Boeing may face criminal and civil scrutiny into the beleaguered 737 MAX line, according to numerous overnight reports.

The Wall Street Journal suggests a full-scale federal grand-jury investigation by Justice Department prosecutors and the FAA could soon be on the way. It follows private lawsuits already levelled against the aviation giant in Illinois regarding the Lion Air and Ethiopian Airlines crashes that grounded the popular jet.

On Tuesday, it was reported that a grand jury probe has been commissioned into the aircraft’s problematic flight control systems.

Allegedly, the probe will also dig into what potential whistleblowers told the troubled manufacturer, before the two crashes which killed 346 people.

Also flagged as points of potential concern are Boeing’s compliance with production safety guidelines.

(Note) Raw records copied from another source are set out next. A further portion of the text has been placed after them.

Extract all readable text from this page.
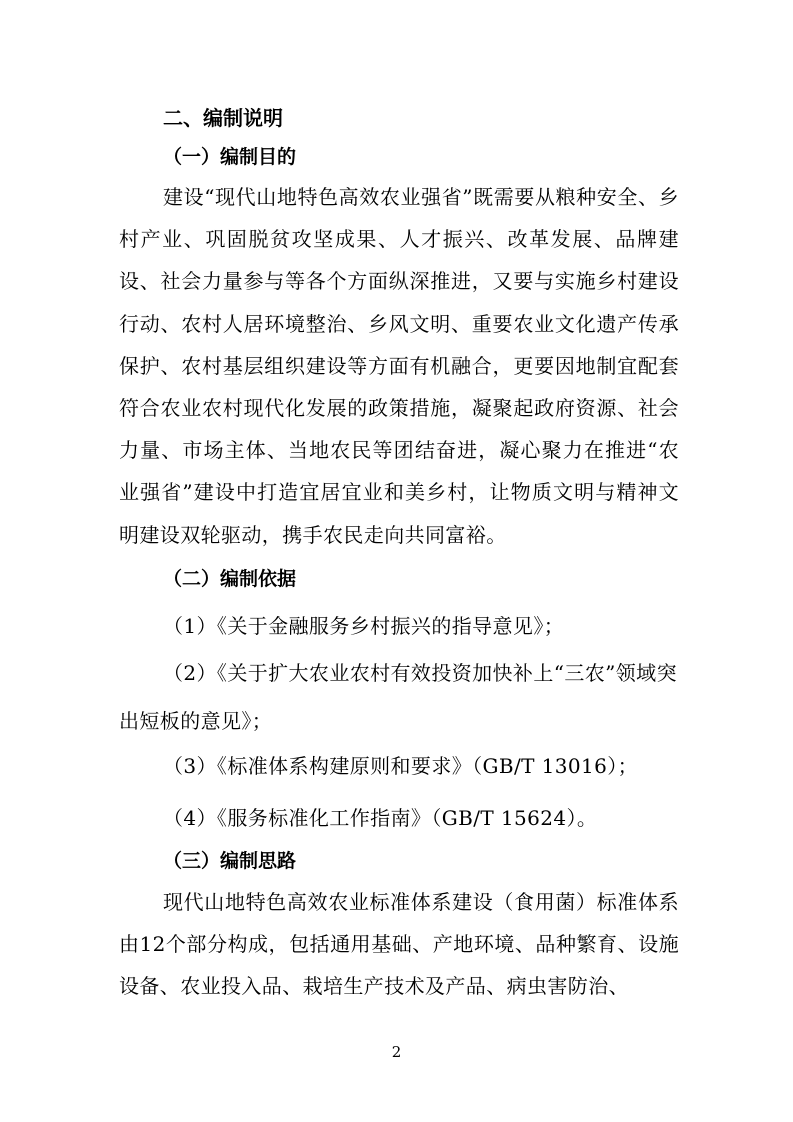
二、编制说明
（一）编制目的

建设“现代山地特色高效农业强省”既需要从粮种安全、乡村产业、巩固脱贫攻坚成果、人才振兴、改革发展、品牌建设、社会力量参与等各个方面纵深推进，又要与实施乡村建设行动、农村人居环境整治、乡风文明、重要农业文化遗产传承保护、农村基层组织建设等方面有机融合，更要因地制宜配套符合农业农村现代化发展的政策措施，凝聚起政府资源、社会力量、市场主体、当地农民等团结奋进，凝心聚力在推进“农业强省”建设中打造宜居宜业和美乡村，让物质文明与精神文明建设双轮驱动，携手农民走向共同富裕。

（二）编制依据

（1）《关于金融服务乡村振兴的指导意见》；

（2）《关于扩大农业农村有效投资加快补上“三农”领域突出短板的意见》；

（3）《标准体系构建原则和要求》（GB/T 13016）；

（4）《服务标准化工作指南》（GB/T 15624）。

（三）编制思路

现代山地特色高效农业标准体系建设（食用菌）标准体系由12个部分构成，包括通用基础、产地环境、品种繁育、设施设备、农业投入品、栽培生产技术及产品、病虫害防治、

2
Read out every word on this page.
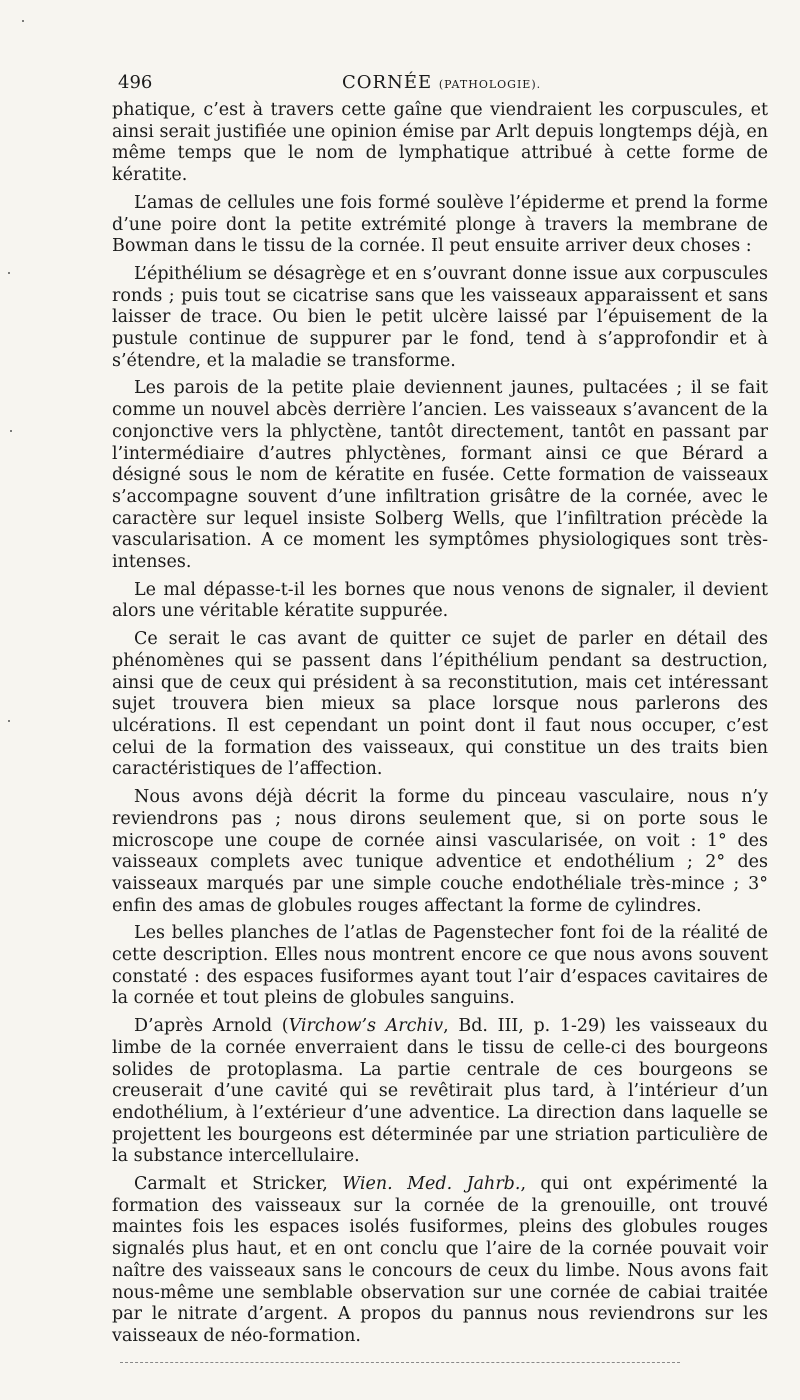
496	CORNÉE (PATHOLOGIE).

phatique, c’est à travers cette gaîne que viendraient les corpuscules, et ainsi serait justifiée une opinion émise par Arlt depuis longtemps déjà, en même temps que le nom de lymphatique attribué à cette forme de kératite.

L’amas de cellules une fois formé soulève l’épiderme et prend la forme d’une poire dont la petite extrémité plonge à travers la membrane de Bowman dans le tissu de la cornée. Il peut ensuite arriver deux choses :

L’épithélium se désagrège et en s’ouvrant donne issue aux corpuscules ronds ; puis tout se cicatrise sans que les vaisseaux apparaissent et sans laisser de trace. Ou bien le petit ulcère laissé par l’épuisement de la pustule continue de suppurer par le fond, tend à s’approfondir et à s’étendre, et la maladie se transforme.

Les parois de la petite plaie deviennent jaunes, pultacées ; il se fait comme un nouvel abcès derrière l’ancien. Les vaisseaux s’avancent de la conjonctive vers la phlyctène, tantôt directement, tantôt en passant par l’intermédiaire d’autres phlyctènes, formant ainsi ce que Bérard a désigné sous le nom de kératite en fusée. Cette formation de vaisseaux s’accompagne souvent d’une infiltration grisâtre de la cornée, avec le caractère sur lequel insiste Solberg Wells, que l’infiltration précède la vascularisation. A ce moment les symptômes physiologiques sont très-intenses.

Le mal dépasse-t-il les bornes que nous venons de signaler, il devient alors une véritable kératite suppurée.

Ce serait le cas avant de quitter ce sujet de parler en détail des phénomènes qui se passent dans l’épithélium pendant sa destruction, ainsi que de ceux qui président à sa reconstitution, mais cet intéressant sujet trouvera bien mieux sa place lorsque nous parlerons des ulcérations. Il est cependant un point dont il faut nous occuper, c’est celui de la formation des vaisseaux, qui constitue un des traits bien caractéristiques de l’affection.

Nous avons déjà décrit la forme du pinceau vasculaire, nous n’y reviendrons pas ; nous dirons seulement que, si on porte sous le microscope une coupe de cornée ainsi vascularisée, on voit : 1° des vaisseaux complets avec tunique adventice et endothélium ; 2° des vaisseaux marqués par une simple couche endothéliale très-mince ; 3° enfin des amas de globules rouges affectant la forme de cylindres.

Les belles planches de l’atlas de Pagenstecher font foi de la réalité de cette description. Elles nous montrent encore ce que nous avons souvent constaté : des espaces fusiformes ayant tout l’air d’espaces cavitaires de la cornée et tout pleins de globules sanguins.

D’après Arnold (Virchow’s Archiv, Bd. III, p. 1-29) les vaisseaux du limbe de la cornée enverraient dans le tissu de celle-ci des bourgeons solides de protoplasma. La partie centrale de ces bourgeons se creuserait d’une cavité qui se revêtirait plus tard, à l’intérieur d’un endothélium, à l’extérieur d’une adventice. La direction dans laquelle se projettent les bourgeons est déterminée par une striation particulière de la substance intercellulaire.

Carmalt et Stricker, Wien. Med. Jahrb., qui ont expérimenté la formation des vaisseaux sur la cornée de la grenouille, ont trouvé maintes fois les espaces isolés fusiformes, pleins des globules rouges signalés plus haut, et en ont conclu que l’aire de la cornée pouvait voir naître des vaisseaux sans le concours de ceux du limbe. Nous avons fait nous-même une semblable observation sur une cornée de cabiai traitée par le nitrate d’argent. A propos du pannus nous reviendrons sur les vaisseaux de néo-formation.
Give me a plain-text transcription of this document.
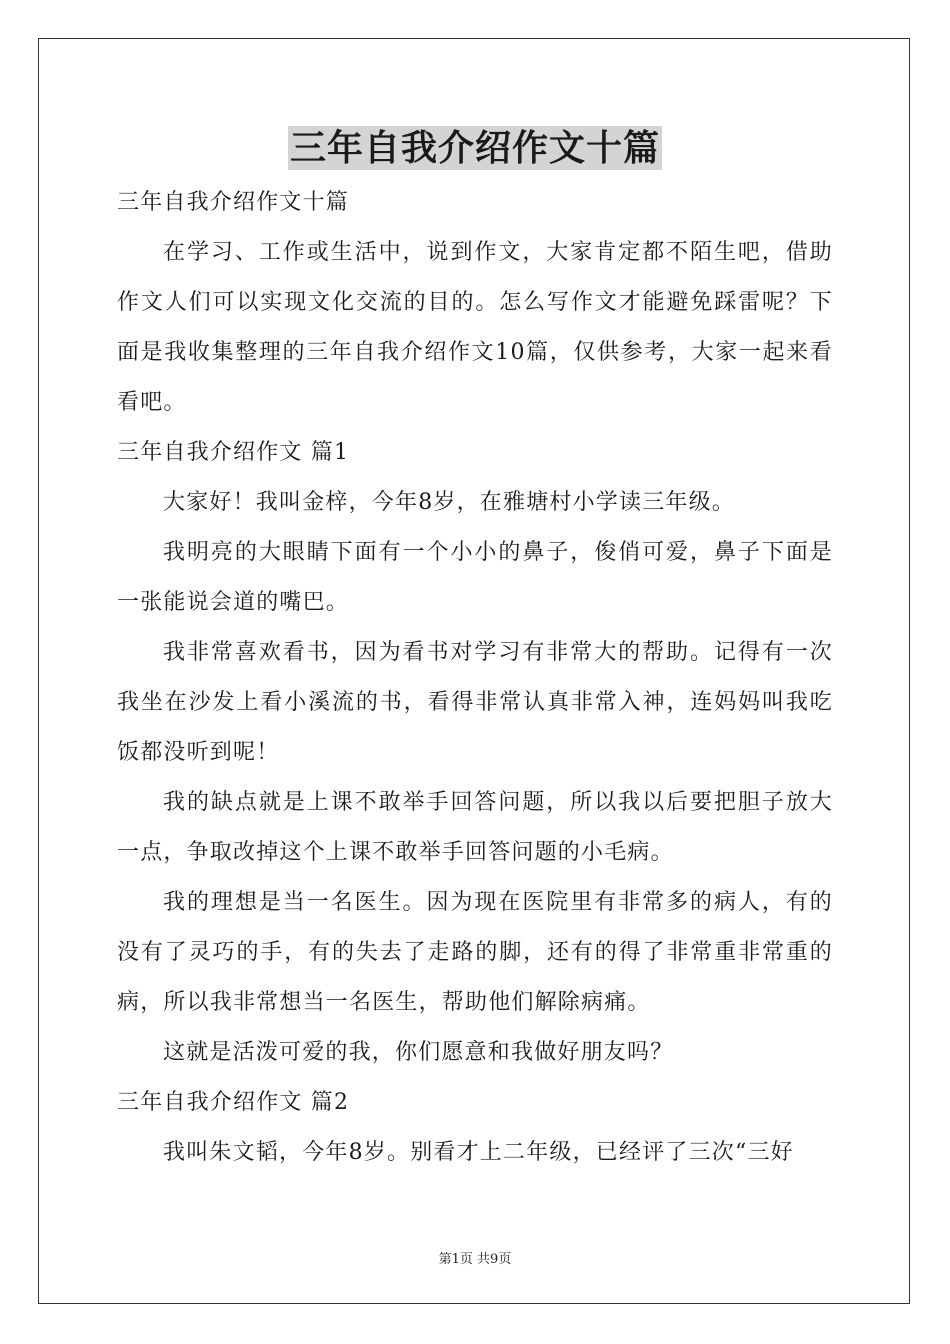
三年自我介绍作文十篇

三年自我介绍作文十篇

在学习、工作或生活中，说到作文，大家肯定都不陌生吧，借助作文人们可以实现文化交流的目的。怎么写作文才能避免踩雷呢？下面是我收集整理的三年自我介绍作文10篇，仅供参考，大家一起来看看吧。

三年自我介绍作文 篇1

大家好！我叫金梓，今年8岁，在雅塘村小学读三年级。

我明亮的大眼睛下面有一个小小的鼻子，俊俏可爱，鼻子下面是一张能说会道的嘴巴。

我非常喜欢看书，因为看书对学习有非常大的帮助。记得有一次我坐在沙发上看小溪流的书，看得非常认真非常入神，连妈妈叫我吃饭都没听到呢！

我的缺点就是上课不敢举手回答问题，所以我以后要把胆子放大一点，争取改掉这个上课不敢举手回答问题的小毛病。

我的理想是当一名医生。因为现在医院里有非常多的病人，有的没有了灵巧的手，有的失去了走路的脚，还有的得了非常重非常重的病，所以我非常想当一名医生，帮助他们解除病痛。

这就是活泼可爱的我，你们愿意和我做好朋友吗？

三年自我介绍作文 篇2

我叫朱文韬，今年8岁。别看才上二年级，已经评了三次“三好

第1页 共9页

This builds on Boeing’s February admission that company inspectors found tools, rags, and debris inside in the fuel tanks of over 30 737 MAX aircraft.

The New York Post reported on Tuesday that both the DOJ and the FAA interviewed former Boeing manager Ed Pierson, who raised concerns to line managers about safety issues at Boeing’s Washington state facility.


Pierson gave the company short shrift before the US House Committee on Transportation and Infrastructure in December of last year.

“By June 2018,” he said, “I had grown gravely concerned that Boeing was prioritising production speed over quality and safety.”